Por Luiz Felipe Albuquerque
Da Página do MST

Fotos: Leandro Taques

A mística de abertura da 13º Jornada de Agroecologia, realizada nesta quarta-feira (4) na Escola Milton Santos, em Maringá (PR), deu a tonalidade das discussões que nortearão o encontro pelos próximos três dias.


De um lado, a denúncia ao avanço do modelo de agricultura do agronegócio e suas consequências ao conjunto da sociedade.


Do outro, a proposto defendida pelos movimentos sociais do campo, que se baseiam nos princípios da soberania popular, da agroecologia, do respeito ao meio ambiente, da educação e organização.


Camponeses e camponesas, estudantes, pesquisadores e integrantes de organizações sociais somam as 2500 pessoas que participam da 13º edição da jornada, que acontece entre os dias 4 a 7 de junho.

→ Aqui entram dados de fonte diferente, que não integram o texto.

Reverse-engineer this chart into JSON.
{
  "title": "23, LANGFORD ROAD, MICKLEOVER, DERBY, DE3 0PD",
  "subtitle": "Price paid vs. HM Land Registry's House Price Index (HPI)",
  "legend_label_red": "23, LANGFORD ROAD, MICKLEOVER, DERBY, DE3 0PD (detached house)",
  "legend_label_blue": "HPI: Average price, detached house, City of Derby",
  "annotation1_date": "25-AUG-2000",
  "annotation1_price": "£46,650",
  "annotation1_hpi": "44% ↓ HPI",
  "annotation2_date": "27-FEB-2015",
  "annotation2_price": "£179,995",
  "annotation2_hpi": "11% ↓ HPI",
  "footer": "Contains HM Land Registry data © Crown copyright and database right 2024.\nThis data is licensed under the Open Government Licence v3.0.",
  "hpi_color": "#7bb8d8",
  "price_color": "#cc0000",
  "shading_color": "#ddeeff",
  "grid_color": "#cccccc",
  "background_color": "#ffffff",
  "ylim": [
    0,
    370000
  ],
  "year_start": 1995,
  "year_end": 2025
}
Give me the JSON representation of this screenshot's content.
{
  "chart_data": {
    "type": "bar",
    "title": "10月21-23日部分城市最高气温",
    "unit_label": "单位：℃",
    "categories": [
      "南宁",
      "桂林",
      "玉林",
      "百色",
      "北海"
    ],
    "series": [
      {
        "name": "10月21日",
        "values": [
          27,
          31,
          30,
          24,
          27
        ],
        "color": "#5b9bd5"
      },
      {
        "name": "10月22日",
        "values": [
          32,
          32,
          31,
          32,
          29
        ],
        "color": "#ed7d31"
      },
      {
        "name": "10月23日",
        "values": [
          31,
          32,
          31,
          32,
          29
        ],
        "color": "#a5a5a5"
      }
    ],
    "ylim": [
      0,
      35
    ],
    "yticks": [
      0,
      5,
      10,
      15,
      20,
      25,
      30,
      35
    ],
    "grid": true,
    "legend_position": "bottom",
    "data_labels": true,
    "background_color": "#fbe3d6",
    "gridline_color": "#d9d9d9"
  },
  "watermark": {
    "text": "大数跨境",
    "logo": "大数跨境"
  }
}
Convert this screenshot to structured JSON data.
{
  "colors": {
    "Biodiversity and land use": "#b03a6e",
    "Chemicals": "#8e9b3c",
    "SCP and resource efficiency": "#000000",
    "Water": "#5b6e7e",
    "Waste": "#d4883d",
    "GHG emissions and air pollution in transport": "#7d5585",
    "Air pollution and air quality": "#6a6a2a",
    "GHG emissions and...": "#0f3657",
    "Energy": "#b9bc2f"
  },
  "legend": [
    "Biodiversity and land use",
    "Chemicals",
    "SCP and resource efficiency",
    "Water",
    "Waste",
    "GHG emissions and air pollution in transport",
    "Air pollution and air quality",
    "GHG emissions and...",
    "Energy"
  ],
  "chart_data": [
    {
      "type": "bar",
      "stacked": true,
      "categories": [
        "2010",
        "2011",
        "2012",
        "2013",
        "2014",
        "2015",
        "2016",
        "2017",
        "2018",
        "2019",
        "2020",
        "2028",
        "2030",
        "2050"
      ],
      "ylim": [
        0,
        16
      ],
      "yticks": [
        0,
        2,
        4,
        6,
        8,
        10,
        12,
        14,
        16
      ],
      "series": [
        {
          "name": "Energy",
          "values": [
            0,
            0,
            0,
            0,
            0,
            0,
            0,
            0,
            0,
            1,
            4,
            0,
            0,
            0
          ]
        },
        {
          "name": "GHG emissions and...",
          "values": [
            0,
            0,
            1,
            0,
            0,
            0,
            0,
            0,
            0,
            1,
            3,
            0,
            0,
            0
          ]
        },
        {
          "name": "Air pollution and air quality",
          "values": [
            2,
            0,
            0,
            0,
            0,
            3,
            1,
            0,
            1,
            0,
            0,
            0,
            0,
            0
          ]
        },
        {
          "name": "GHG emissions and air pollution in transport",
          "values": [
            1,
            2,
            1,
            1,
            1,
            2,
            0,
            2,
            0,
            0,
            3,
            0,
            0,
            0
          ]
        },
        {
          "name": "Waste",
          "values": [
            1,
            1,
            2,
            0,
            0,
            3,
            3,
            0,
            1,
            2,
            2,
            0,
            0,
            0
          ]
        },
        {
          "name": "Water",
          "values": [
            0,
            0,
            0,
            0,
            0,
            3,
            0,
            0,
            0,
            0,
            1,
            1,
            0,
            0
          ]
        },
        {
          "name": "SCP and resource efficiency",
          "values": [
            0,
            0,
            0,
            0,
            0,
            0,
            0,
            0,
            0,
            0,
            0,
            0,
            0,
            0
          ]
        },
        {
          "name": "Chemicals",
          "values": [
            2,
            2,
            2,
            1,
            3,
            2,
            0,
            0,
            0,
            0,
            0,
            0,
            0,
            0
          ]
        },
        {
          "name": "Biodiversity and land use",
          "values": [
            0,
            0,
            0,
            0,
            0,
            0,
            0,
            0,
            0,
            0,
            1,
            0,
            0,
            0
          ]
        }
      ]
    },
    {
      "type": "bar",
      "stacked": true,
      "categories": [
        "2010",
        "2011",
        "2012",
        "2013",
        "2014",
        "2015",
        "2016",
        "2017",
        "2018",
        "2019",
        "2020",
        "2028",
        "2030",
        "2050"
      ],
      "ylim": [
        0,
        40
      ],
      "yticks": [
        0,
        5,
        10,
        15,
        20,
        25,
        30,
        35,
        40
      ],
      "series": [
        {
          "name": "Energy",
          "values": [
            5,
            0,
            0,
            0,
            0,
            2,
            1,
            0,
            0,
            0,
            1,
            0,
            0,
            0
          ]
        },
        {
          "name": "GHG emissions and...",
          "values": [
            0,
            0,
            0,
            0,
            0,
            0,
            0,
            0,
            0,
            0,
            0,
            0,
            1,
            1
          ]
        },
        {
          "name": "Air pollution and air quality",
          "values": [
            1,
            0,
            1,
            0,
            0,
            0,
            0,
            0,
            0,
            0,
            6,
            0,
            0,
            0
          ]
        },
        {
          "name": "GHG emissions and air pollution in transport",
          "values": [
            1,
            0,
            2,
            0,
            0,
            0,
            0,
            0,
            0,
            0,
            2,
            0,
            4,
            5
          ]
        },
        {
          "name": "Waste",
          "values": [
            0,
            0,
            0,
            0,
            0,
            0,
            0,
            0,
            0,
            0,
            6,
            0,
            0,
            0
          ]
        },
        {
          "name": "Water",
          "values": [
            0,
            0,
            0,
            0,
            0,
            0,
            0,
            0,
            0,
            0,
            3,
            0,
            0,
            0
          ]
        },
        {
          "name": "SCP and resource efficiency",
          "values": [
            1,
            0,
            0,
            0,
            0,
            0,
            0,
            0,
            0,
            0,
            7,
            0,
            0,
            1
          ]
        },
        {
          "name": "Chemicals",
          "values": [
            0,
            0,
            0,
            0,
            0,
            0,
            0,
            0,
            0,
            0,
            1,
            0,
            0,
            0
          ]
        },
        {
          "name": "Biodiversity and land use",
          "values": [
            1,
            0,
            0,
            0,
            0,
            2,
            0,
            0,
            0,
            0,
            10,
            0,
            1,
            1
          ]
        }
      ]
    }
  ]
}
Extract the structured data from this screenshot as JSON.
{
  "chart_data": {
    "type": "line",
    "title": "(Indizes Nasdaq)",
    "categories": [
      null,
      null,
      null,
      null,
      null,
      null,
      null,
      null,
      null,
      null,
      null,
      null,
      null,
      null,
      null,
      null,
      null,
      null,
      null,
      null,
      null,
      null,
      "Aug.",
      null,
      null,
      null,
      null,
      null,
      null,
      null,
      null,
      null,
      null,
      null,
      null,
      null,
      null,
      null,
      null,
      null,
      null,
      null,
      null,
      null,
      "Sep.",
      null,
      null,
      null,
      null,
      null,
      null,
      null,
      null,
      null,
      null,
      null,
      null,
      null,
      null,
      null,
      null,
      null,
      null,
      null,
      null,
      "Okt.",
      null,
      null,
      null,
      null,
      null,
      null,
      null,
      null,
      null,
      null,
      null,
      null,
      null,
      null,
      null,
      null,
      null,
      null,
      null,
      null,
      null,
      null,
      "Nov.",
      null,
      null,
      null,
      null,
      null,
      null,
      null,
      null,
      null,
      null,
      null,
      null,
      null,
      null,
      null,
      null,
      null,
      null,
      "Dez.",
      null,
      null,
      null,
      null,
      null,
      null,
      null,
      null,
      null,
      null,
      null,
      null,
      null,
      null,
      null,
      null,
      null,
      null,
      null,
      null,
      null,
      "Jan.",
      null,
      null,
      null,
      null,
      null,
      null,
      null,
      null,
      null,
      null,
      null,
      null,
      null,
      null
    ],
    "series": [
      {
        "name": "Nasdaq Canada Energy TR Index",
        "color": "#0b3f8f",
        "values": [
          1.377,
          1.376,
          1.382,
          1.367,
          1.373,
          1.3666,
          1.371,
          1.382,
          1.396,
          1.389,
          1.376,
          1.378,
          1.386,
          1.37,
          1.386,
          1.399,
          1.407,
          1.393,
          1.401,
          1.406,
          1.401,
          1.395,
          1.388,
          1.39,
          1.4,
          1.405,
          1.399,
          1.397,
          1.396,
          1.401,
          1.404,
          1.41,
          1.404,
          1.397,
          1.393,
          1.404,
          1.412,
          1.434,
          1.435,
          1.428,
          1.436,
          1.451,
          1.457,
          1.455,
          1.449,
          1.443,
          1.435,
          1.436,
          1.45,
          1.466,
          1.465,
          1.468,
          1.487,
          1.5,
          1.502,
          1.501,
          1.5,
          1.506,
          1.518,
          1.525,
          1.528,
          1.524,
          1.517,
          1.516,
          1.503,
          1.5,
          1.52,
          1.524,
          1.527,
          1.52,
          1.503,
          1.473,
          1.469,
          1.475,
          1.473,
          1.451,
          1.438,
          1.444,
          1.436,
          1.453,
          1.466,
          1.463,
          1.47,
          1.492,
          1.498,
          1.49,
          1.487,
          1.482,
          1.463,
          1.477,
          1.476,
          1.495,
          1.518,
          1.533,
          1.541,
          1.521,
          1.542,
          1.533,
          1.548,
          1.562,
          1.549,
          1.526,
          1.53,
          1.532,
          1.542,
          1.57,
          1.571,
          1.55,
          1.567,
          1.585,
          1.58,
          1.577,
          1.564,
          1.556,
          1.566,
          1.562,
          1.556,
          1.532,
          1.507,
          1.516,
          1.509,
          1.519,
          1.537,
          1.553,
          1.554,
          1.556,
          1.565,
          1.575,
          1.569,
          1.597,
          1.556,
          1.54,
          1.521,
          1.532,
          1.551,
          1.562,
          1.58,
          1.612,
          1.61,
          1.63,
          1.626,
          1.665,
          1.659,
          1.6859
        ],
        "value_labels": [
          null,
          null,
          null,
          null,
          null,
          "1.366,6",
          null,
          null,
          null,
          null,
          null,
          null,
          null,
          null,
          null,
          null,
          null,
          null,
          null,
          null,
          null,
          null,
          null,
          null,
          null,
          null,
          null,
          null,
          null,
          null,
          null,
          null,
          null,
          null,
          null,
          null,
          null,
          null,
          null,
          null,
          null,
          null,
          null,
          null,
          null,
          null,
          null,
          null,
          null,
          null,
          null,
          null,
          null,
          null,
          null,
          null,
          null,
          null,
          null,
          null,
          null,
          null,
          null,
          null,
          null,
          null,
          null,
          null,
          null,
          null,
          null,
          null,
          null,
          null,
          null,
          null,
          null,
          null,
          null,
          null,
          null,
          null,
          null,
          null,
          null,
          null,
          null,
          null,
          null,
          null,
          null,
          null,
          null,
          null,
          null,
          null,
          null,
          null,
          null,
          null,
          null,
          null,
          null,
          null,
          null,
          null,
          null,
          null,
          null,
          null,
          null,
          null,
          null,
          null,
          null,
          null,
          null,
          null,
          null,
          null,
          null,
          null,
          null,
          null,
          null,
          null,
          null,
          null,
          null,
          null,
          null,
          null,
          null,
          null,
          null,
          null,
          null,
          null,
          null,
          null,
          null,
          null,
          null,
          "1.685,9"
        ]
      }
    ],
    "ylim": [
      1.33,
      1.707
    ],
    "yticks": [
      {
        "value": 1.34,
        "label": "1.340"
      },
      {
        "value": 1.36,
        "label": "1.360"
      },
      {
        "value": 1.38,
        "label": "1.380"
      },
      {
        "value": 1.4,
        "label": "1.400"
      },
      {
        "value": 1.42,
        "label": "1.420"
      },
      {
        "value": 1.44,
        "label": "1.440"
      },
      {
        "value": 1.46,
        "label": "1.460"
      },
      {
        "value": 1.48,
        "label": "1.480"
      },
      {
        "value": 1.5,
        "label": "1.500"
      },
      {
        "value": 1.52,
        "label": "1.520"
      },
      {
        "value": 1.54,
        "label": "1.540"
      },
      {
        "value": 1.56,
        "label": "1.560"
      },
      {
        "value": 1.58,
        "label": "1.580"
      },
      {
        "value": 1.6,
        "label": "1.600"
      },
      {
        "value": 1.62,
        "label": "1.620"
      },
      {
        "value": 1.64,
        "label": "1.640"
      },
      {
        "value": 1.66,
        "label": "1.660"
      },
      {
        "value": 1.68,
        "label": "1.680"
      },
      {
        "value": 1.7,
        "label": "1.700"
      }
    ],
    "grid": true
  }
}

Na avaliação de Céris Luiza Hadich, coordenadora da jornada e integrante do MST, nas últimas décadas o capitalismo vem construindo seu projeto de agricultura para o país, desde a chamada Revolução Verde na década dos anos de 1960, aos dias atuais, com a incorporação de um agronegócio mais modernizado, com novas tecnologias e gerando diversas consequências sociais, econômicas e ambientais constantemente negadas por este setor.


“Os camponeses perceberam que tinham que construir outro projeto de agricultura para o país, que são quem realmente alimentam a sociedade. A saída foi a agroecologia, que a partir dos anos 2000 se tornou nossa bandeira estratégica de luta”, contextualizou Céris sobre o surgimento das Jornadas de Agroecologia.


Nesse sentido, a jornada se consolidou numa escola permanente de construção da agroecologia e embate ao agronegócio. “Essa construção se dá no dia a dia, mas culmina seu auge durante esses quatro dias. A agroecologia é o acúmulo da classe trabalhadora, e construí-la significa lutar por um outro projeto de sociedade”, pontua.


Principal obstáculo


Para o advogado e coordenador do Terra de Direitos, Darci Frigo, o principal obstáculo para o avanço da agroecologia enquanto um projeto de sociedade é o agronegócio. “São modelos incompatíveis, com valores diferentes que não permitem a coexistência”.


Eficiência na produtividade, equidade social, equilíbrio ambiental e a garantia ao acesso aos bens comuns são os valores da proposta camponesa apontado por Frigo, antagônicos ao projeto das empresas multinacionais.


Nesse sentido, Frigo denomina de “agroestratégia” as diversas táticas do agronegócio para impedir o avanço da proposta dos movimentos sociais, que “avança sobre nossas terras e mentes”.


A invasão dos territórios camponeses e das comunidades tradicionais com seus pacotes tecnológicos, o desmonte da legislação ambiental, a aliança aos meios de comunicação e ao Estado foram alguns dos pontos levantados por Frigo.


“Não existe um espaço infinito onde o agronegócio possa avançar sem se confrontar com outras formas de agricultura. Por isso que a Reforma Agrária não avança, que não há demarcação de terras indígenas e nem reconhecimento das terras quilombolas”, aponta.


Para ele, “a direção do projeto do agronegócio vai na direção contrário aos direitos humanos e à agroecologia”.


No final da tarde, os partcipantes puderam assistir ao novo filme do diretor Silvio Tendler, O Veneno está na mesa II.